I just need to blow off some steam. Without going into great detail (and summarizing weeks and months of work):
I have a compound that is a liquid (more like an oil) at room temp.
I need definitive evidence that it is what it is; basically, I need an x-ray crystal structure cause the NMR is just too ugly to definitively say what is what.
Therefore, I need a solid derivative that will form a nice, pretty crystal.
Looking over my options and what I have on hand, I decide creating an oxime is the way to go.
After a lot of hard work, I think I have it. I take carbon and proton NMRs–Woohoo! Great, clean spectra that are showing the right functional groups and the right amount of carbons. Time to go see if I can recrystallize it.

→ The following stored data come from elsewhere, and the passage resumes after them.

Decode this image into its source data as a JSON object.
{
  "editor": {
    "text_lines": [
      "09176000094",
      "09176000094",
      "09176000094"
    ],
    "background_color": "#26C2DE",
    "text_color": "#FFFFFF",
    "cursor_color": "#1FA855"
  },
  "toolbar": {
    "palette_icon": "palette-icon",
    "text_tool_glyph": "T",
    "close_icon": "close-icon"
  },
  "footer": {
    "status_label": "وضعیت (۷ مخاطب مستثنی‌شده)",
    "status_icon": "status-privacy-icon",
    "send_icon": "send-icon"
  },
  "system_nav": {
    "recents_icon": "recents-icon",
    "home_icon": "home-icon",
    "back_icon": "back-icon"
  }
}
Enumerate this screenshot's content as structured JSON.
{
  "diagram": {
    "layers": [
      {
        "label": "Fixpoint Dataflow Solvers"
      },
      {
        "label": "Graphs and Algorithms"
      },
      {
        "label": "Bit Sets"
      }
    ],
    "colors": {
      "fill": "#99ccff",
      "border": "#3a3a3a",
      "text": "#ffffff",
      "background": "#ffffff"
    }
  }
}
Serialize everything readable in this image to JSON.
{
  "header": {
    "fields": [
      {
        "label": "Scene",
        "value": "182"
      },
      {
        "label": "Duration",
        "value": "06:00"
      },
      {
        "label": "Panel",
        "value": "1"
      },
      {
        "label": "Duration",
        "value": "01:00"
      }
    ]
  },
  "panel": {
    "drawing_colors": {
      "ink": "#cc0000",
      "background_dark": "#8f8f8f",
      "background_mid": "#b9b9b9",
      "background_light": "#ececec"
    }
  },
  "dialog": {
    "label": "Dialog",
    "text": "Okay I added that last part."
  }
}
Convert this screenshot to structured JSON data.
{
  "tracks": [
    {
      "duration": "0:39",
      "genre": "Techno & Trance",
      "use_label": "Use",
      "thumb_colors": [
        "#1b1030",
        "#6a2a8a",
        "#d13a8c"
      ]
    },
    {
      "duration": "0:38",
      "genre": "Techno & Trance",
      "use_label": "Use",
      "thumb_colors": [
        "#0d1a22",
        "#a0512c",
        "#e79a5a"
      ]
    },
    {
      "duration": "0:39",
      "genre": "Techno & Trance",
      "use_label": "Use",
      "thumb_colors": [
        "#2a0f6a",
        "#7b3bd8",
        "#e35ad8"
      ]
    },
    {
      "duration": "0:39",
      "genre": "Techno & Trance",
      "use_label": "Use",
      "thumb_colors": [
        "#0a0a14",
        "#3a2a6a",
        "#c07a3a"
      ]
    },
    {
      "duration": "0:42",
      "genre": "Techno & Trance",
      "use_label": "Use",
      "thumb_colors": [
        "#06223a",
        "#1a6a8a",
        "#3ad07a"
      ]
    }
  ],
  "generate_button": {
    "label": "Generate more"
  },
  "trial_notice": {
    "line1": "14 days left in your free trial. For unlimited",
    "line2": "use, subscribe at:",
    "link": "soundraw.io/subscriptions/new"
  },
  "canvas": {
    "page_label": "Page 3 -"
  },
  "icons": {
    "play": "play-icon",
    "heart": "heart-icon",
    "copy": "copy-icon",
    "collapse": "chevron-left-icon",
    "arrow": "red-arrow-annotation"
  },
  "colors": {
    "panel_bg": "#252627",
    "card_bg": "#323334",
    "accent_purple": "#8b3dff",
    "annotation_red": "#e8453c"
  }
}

I get most of my sample recrystallizing, but I put a bit aside for further GC and GC-MS analysis.
I start to see crystals! Woohoo!
I put my other stuff into the GC-MS. Wait–why am I getting such an ugly GC spectrum? And why am I getting a molecular ion of 173 when it should be 191?
I put more sample into the GC I normally use for monitoring reactions. I’m not seeing my normal starting material peak. This is a good thing. I’m seeing later peaks that are fairly large. This is also a good thing. However, I have to really yank it out of the baseline (not too surprising in this case) and I start having massive baseline creep problems.
So, this is where I am. I have one instrument that says one thing. I have another instrument that is suggesting something else. The only way I can reconcile them is if the hydroxyl part of the oxime falls off so easily that you wouldn’t see the correct molecular ion. Problem is, I’m not sure I can prove that using published spectra of other oximes. I have a third instrument which suggests I don’t have any starting material left. I have something crystallizing out that might be want I want, but it might be something else that I haven’t managed to get rid of yet. That would still be okay, because then I’d have an even cleaner sample, but it still doesn’t get me a nice pretty crystal. In any case, I can’t do anything else tonight because I want to see what else happens with the recrystallization and I need to talk with my research advisor.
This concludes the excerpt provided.